Mr. Speaker, the background of our great country is composed of telluric elements of great resistance. Each one of these elements contributes to the strength and personality of our country. From day to day those elements become more obvious, for it will not always be so. From time to time one is tempted to doubt the vigour of the Canadian identity, but in times of distress or of deep reflection, the powerful ties which unite us as Canadians stand out boldly.
Mr. Speaker, one of those ties is the stature of the men who are dedicated to public life in our country. Another tie is the fact that those in power in Canada have always, each in his own way, dedicated themselves to the welfare and the progress of Canada.

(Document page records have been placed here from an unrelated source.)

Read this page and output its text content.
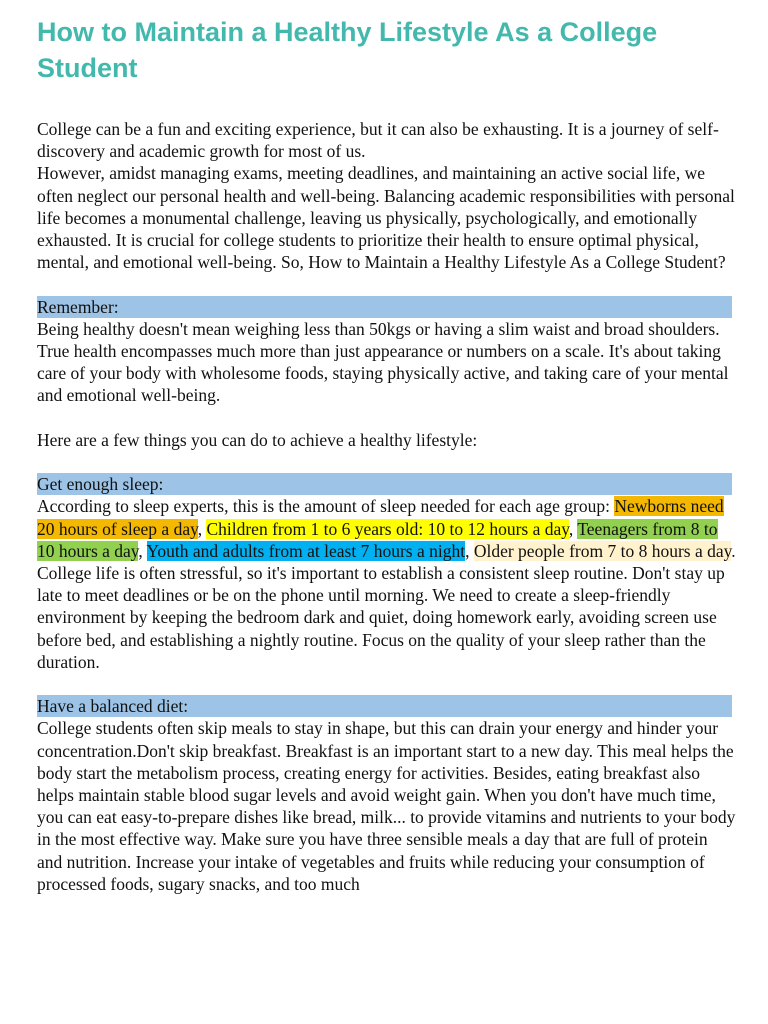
How to Maintain a Healthy Lifestyle As a College Student

College can be a fun and exciting experience, but it can also be exhausting. It is a journey of self-discovery and academic growth for most of us.

However, amidst managing exams, meeting deadlines, and maintaining an active social life, we often neglect our personal health and well-being. Balancing academic responsibilities with personal life becomes a monumental challenge, leaving us physically, psychologically, and emotionally exhausted. It is crucial for college students to prioritize their health to ensure optimal physical, mental, and emotional well-being. So, How to Maintain a Healthy Lifestyle As a College Student?

Remember:

Being healthy doesn't mean weighing less than 50kgs or having a slim waist and broad shoulders. True health encompasses much more than just appearance or numbers on a scale. It's about taking care of your body with wholesome foods, staying physically active, and taking care of your mental and emotional well-being.

Here are a few things you can do to achieve a healthy lifestyle:

Get enough sleep:

According to sleep experts, this is the amount of sleep needed for each age group: Newborns need 20 hours of sleep a day, Children from 1 to 6 years old: 10 to 12 hours a day, Teenagers from 8 to 10 hours a day, Youth and adults from at least 7 hours a night, Older people from 7 to 8 hours a day. College life is often stressful, so it's important to establish a consistent sleep routine. Don't stay up late to meet deadlines or be on the phone until morning. We need to create a sleep-friendly environment by keeping the bedroom dark and quiet, doing homework early, avoiding screen use before bed, and establishing a nightly routine. Focus on the quality of your sleep rather than the duration.

Have a balanced diet:

College students often skip meals to stay in shape, but this can drain your energy and hinder your concentration.Don't skip breakfast. Breakfast is an important start to a new day. This meal helps the body start the metabolism process, creating energy for activities. Besides, eating breakfast also helps maintain stable blood sugar levels and avoid weight gain. When you don't have much time, you can eat easy-to-prepare dishes like bread, milk... to provide vitamins and nutrients to your body in the most effective way. Make sure you have three sensible meals a day that are full of protein and nutrition. Increase your intake of vegetables and fruits while reducing your consumption of processed foods, sugary snacks, and too much
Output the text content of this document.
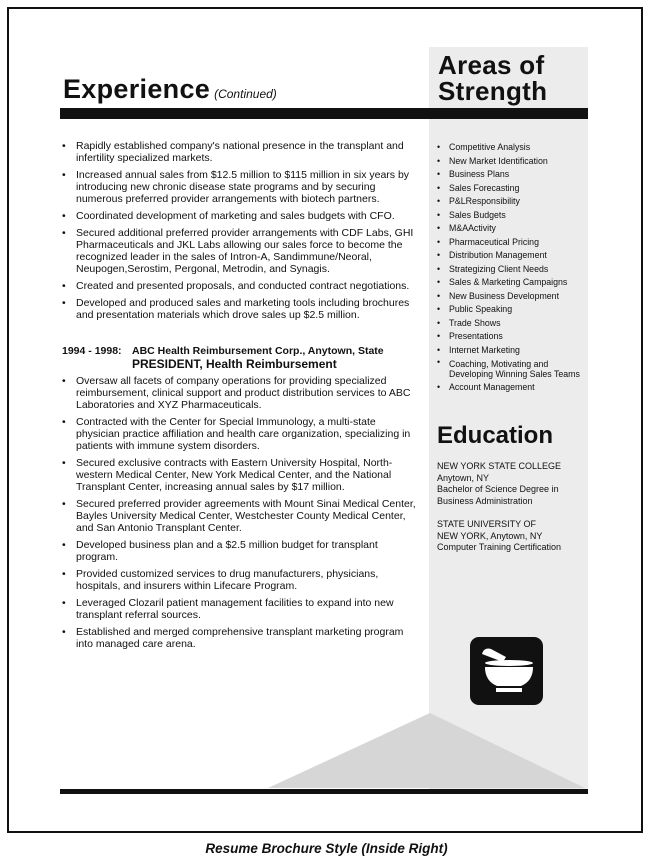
Experience (Continued)
Areas of
Strength
• Rapidly established company's national presence in the transplant and infertility specialized markets.
• Increased annual sales from $12.5 million to $115 million in six years by introducing new chronic disease state programs and by securing numerous preferred provider arrangements with biotech partners.
• Coordinated development of marketing and sales budgets with CFO.
• Secured additional preferred provider arrangements with CDF Labs, GHI Pharmaceuticals and JKL Labs allowing our sales force to become the recognized leader in the sales of Intron-A, Sandimmune/Neoral, Neupogen,Serostim, Pergonal, Metrodin, and Synagis.
• Created and presented proposals, and conducted contract negotiations.
• Developed and produced sales and marketing tools including brochures and presentation materials which drove sales up $2.5 million.
1994 - 1998: ABC Health Reimbursement Corp., Anytown, State
PRESIDENT, Health Reimbursement
• Oversaw all facets of company operations for providing specialized reimbursement, clinical support and product distribution services to ABC Laboratories and XYZ Pharmaceuticals.
• Contracted with the Center for Special Immunology, a multi-state physician practice affiliation and health care organization, specializing in patients with immune system disorders.
• Secured exclusive contracts with Eastern University Hospital, North-western Medical Center, New York Medical Center, and the National Transplant Center, increasing annual sales by $17 million.
• Secured preferred provider agreements with Mount Sinai Medical Center, Bayles University Medical Center, Westchester County Medical Center, and San Antonio Transplant Center.
• Developed business plan and a $2.5 million budget for transplant program.
• Provided customized services to drug manufacturers, physicians, hospitals, and insurers within Lifecare Program.
• Leveraged Clozaril patient management facilities to expand into new transplant referral sources.
• Established and merged comprehensive transplant marketing program into managed care arena.
• Competitive Analysis
• New Market Identification
• Business Plans
• Sales Forecasting
• P&LResponsibility
• Sales Budgets
• M&AActivity
• Pharmaceutical Pricing
• Distribution Management
• Strategizing Client Needs
• Sales & Marketing Campaigns
• New Business Development
• Public Speaking
• Trade Shows
• Presentations
• Internet Marketing
• Coaching, Motivating and Developing Winning Sales Teams
• Account Management
Education

NEW YORK STATE COLLEGE
Anytown, NY
Bachelor of Science Degree in
Business Administration

STATE UNIVERSITY OF
NEW YORK, Anytown, NY
Computer Training Certification

Resume Brochure Style (Inside Right)
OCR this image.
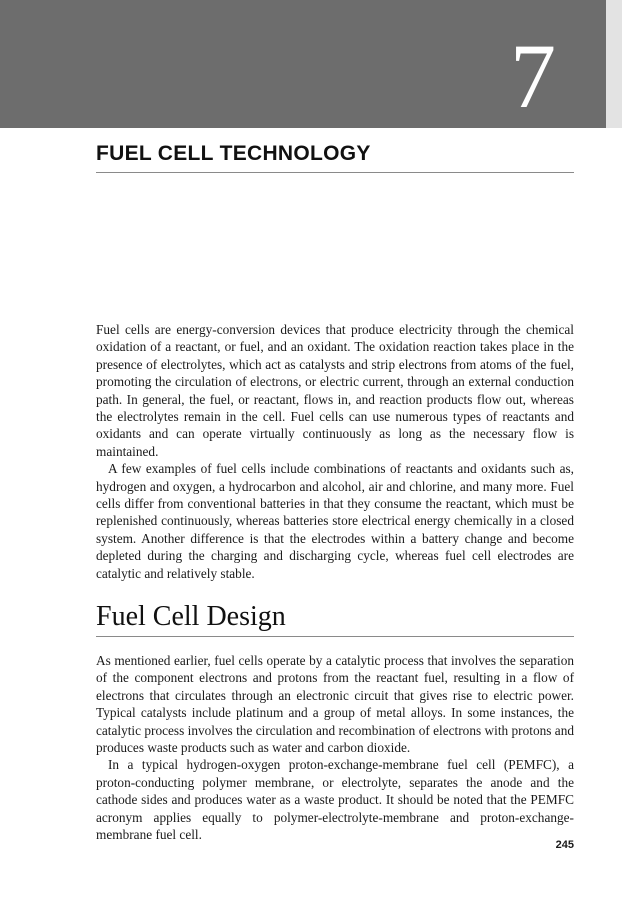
7
FUEL CELL TECHNOLOGY

Fuel cells are energy-conversion devices that produce electricity through the chemical oxidation of a reactant, or fuel, and an oxidant. The oxidation reaction takes place in the presence of electrolytes, which act as catalysts and strip electrons from atoms of the fuel, promoting the circulation of electrons, or electric current, through an external conduction path. In general, the fuel, or reactant, flows in, and reaction products flow out, whereas the electrolytes remain in the cell. Fuel cells can use numerous types of reactants and oxidants and can operate virtually continuously as long as the necessary flow is maintained.

A few examples of fuel cells include combinations of reactants and oxidants such as, hydrogen and oxygen, a hydrocarbon and alcohol, air and chlorine, and many more. Fuel cells differ from conventional batteries in that they consume the reactant, which must be replenished continuously, whereas batteries store electrical energy chemically in a closed system. Another difference is that the electrodes within a battery change and become depleted during the charging and discharging cycle, whereas fuel cell electrodes are catalytic and relatively stable.

Fuel Cell Design

As mentioned earlier, fuel cells operate by a catalytic process that involves the separation of the component electrons and protons from the reactant fuel, resulting in a flow of electrons that circulates through an electronic circuit that gives rise to electric power. Typical catalysts include platinum and a group of metal alloys. In some instances, the catalytic process involves the circulation and recombination of electrons with protons and produces waste products such as water and carbon dioxide.

In a typical hydrogen-oxygen proton-exchange-membrane fuel cell (PEMFC), a proton-conducting polymer membrane, or electrolyte, separates the anode and the cathode sides and produces water as a waste product. It should be noted that the PEMFC acronym applies equally to polymer-electrolyte-membrane and proton-exchange-membrane fuel cell.

245
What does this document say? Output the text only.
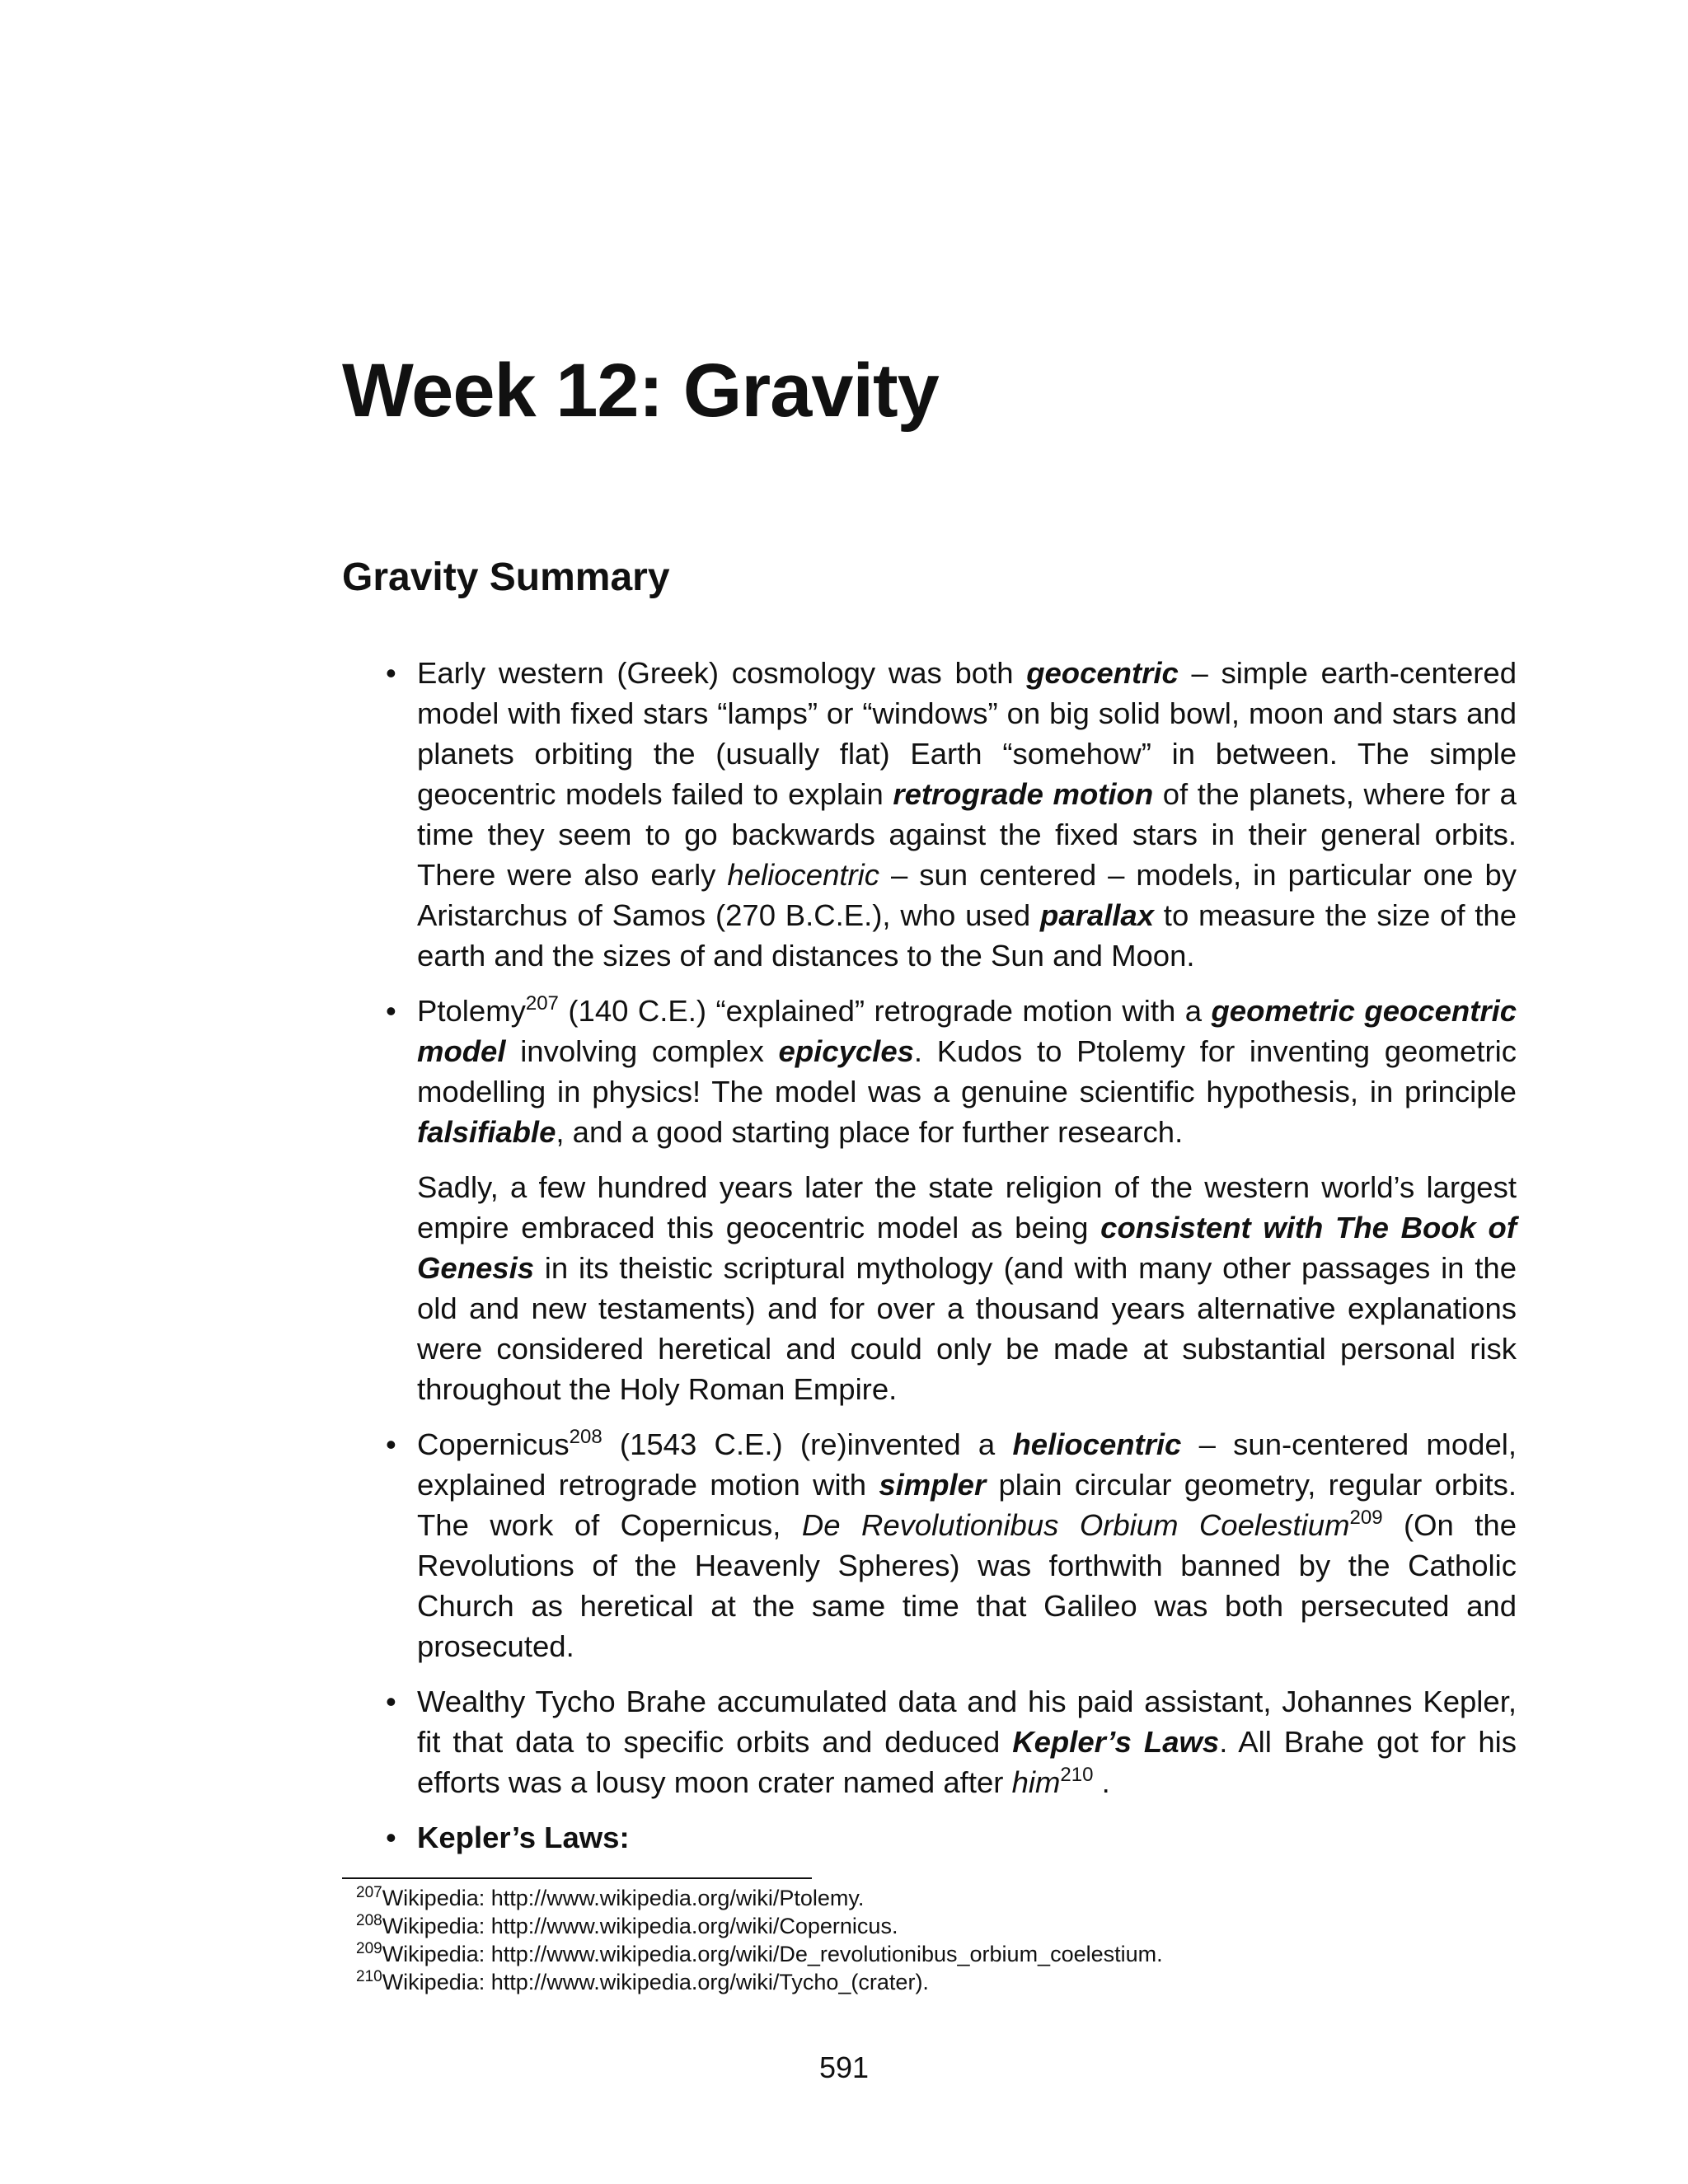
Week 12: Gravity
Gravity Summary
• Early western (Greek) cosmology was both geocentric – simple earth-centered model with fixed stars “lamps” or “windows” on big solid bowl, moon and stars and planets orbiting the (usually flat) Earth “somehow” in between. The simple geocentric models failed to explain retrograde motion of the planets, where for a time they seem to go backwards against the fixed stars in their general orbits. There were also early heliocentric – sun centered – models, in particular one by Aristarchus of Samos (270 B.C.E.), who used parallax to measure the size of the earth and the sizes of and distances to the Sun and Moon.

• Ptolemy$^{207}$ (140 C.E.) “explained” retrograde motion with a geometric geocentric model involving complex epicycles. Kudos to Ptolemy for inventing geometric modelling in physics! The model was a genuine scientific hypothesis, in principle falsifiable, and a good starting place for further research.

Sadly, a few hundred years later the state religion of the western world’s largest empire embraced this geocentric model as being consistent with The Book of Genesis in its theistic scriptural mythology (and with many other passages in the old and new testaments) and for over a thousand years alternative explanations were considered heretical and could only be made at substantial personal risk throughout the Holy Roman Empire.

• Copernicus$^{208}$ (1543 C.E.) (re)invented a heliocentric – sun-centered model, explained retrograde motion with simpler plain circular geometry, regular orbits. The work of Copernicus, De Revolutionibus Orbium Coelestium$^{209}$ (On the Revolutions of the Heavenly Spheres) was forthwith banned by the Catholic Church as heretical at the same time that Galileo was both persecuted and prosecuted.

• Wealthy Tycho Brahe accumulated data and his paid assistant, Johannes Kepler, fit that data to specific orbits and deduced Kepler’s Laws. All Brahe got for his efforts was a lousy moon crater named after him$^{210}$ .

• Kepler’s Laws:

$^{207}$Wikipedia: http://www.wikipedia.org/wiki/Ptolemy.
$^{208}$Wikipedia: http://www.wikipedia.org/wiki/Copernicus.
$^{209}$Wikipedia: http://www.wikipedia.org/wiki/De_revolutionibus_orbium_coelestium.
$^{210}$Wikipedia: http://www.wikipedia.org/wiki/Tycho_(crater).
591
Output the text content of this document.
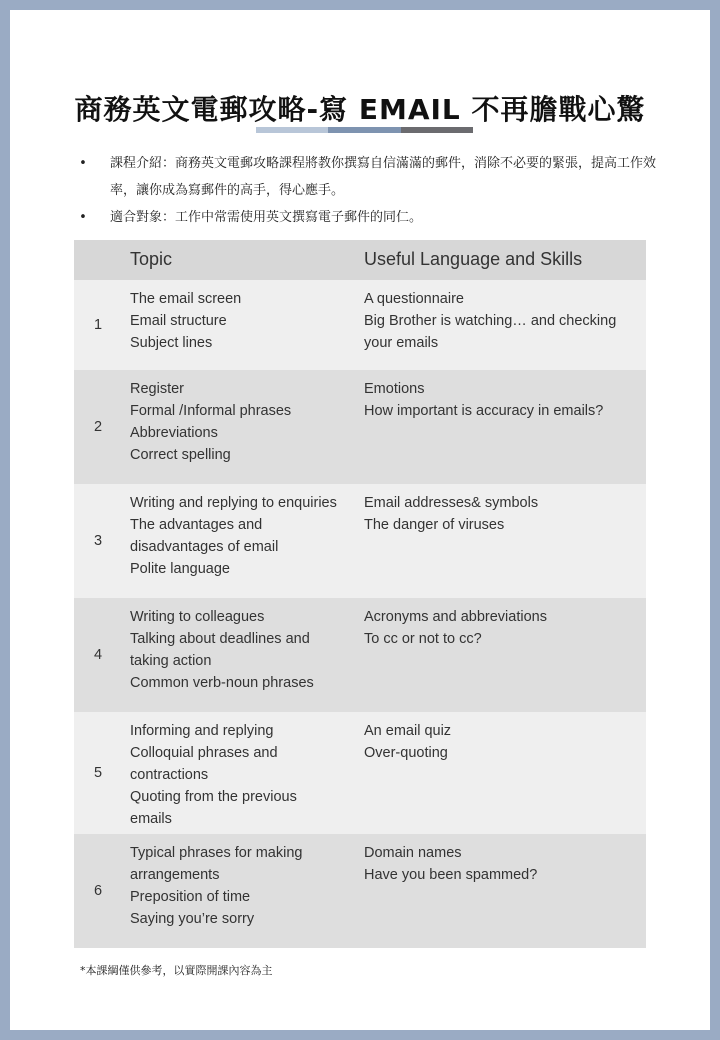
商務英文電郵攻略-寫 EMAIL 不再膽戰心驚
• 課程介紹：商務英文電郵攻略課程將教你撰寫自信滿滿的郵件，消除不必要的緊張，提高工作效率，讓你成為寫郵件的高手，得心應手。
• 適合對象：工作中常需使用英文撰寫電子郵件的同仁。
Topic	Useful Language and Skills
1
The email screen
Email structure
Subject lines
A questionnaire
Big Brother is watching… and checking
your emails
2
Register
Formal /Informal phrases
Abbreviations
Correct spelling
Emotions
How important is accuracy in emails?
3
Writing and replying to enquiries
The advantages and
disadvantages of email
Polite language
Email addresses& symbols
The danger of viruses
4
Writing to colleagues
Talking about deadlines and
taking action
Common verb-noun phrases
Acronyms and abbreviations
To cc or not to cc?
5
Informing and replying
Colloquial phrases and
contractions
Quoting from the previous
emails
An email quiz
Over-quoting
6
Typical phrases for making
arrangements
Preposition of time
Saying you’re sorry
Domain names
Have you been spammed?
*本課綱僅供參考，以實際開課內容為主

It may be said that Canadians have been well served by the men in their public life and that, when one of them passes away, regardless of what part of the country he comes from, it means a loss for the whole country. When a man of Daniel Johnson's stature leaves us, it is not merely the Canadians of that part of the country who are dealt a blow, but Canada as a whole.
Daniel Johnson exemplified those traits which any political leader, or any man, could well choose as standards of measurement: dedication to his country and his province; pride in the achievements and beauty of his culture and its language; courage in the face of adversities both personal and political; calmness and moderation on occasions when a lesser man would have exhibited neither; loyalty to his party and its convictions; devotion to his family.
All Canadians know that our country is going through a period of capital importance
for our future and that the basic values themselves are those which are sometimes questioned when the future is discussed.
There is no doubt that Mr. Daniel Johnson was one of the distinguished participants and interlocutors in that important dialogue which is now going on between Canadians and through which he was trying to find the common values on which the country could agree and unite. We will not forget that his objective was the recognition and the protection of the rights of French Canadians, since that protection is a matter of conscience for all Canadians and it is also, I think, the objective of all good men in Canada.
The people Mr. Johnson represented in the legislature, those who had elected him, those he had served for many years in his riding, know that they could not have a more conscientious, more energetic and, may I say. gracious spokesman.
On behalf of the government of Canada I express my most heartfelt sympathy to his family, to Quebeckers and to the government of Quebec.
Death could not come, Mr. Speaker, at a more untimely moment for this great Canadian.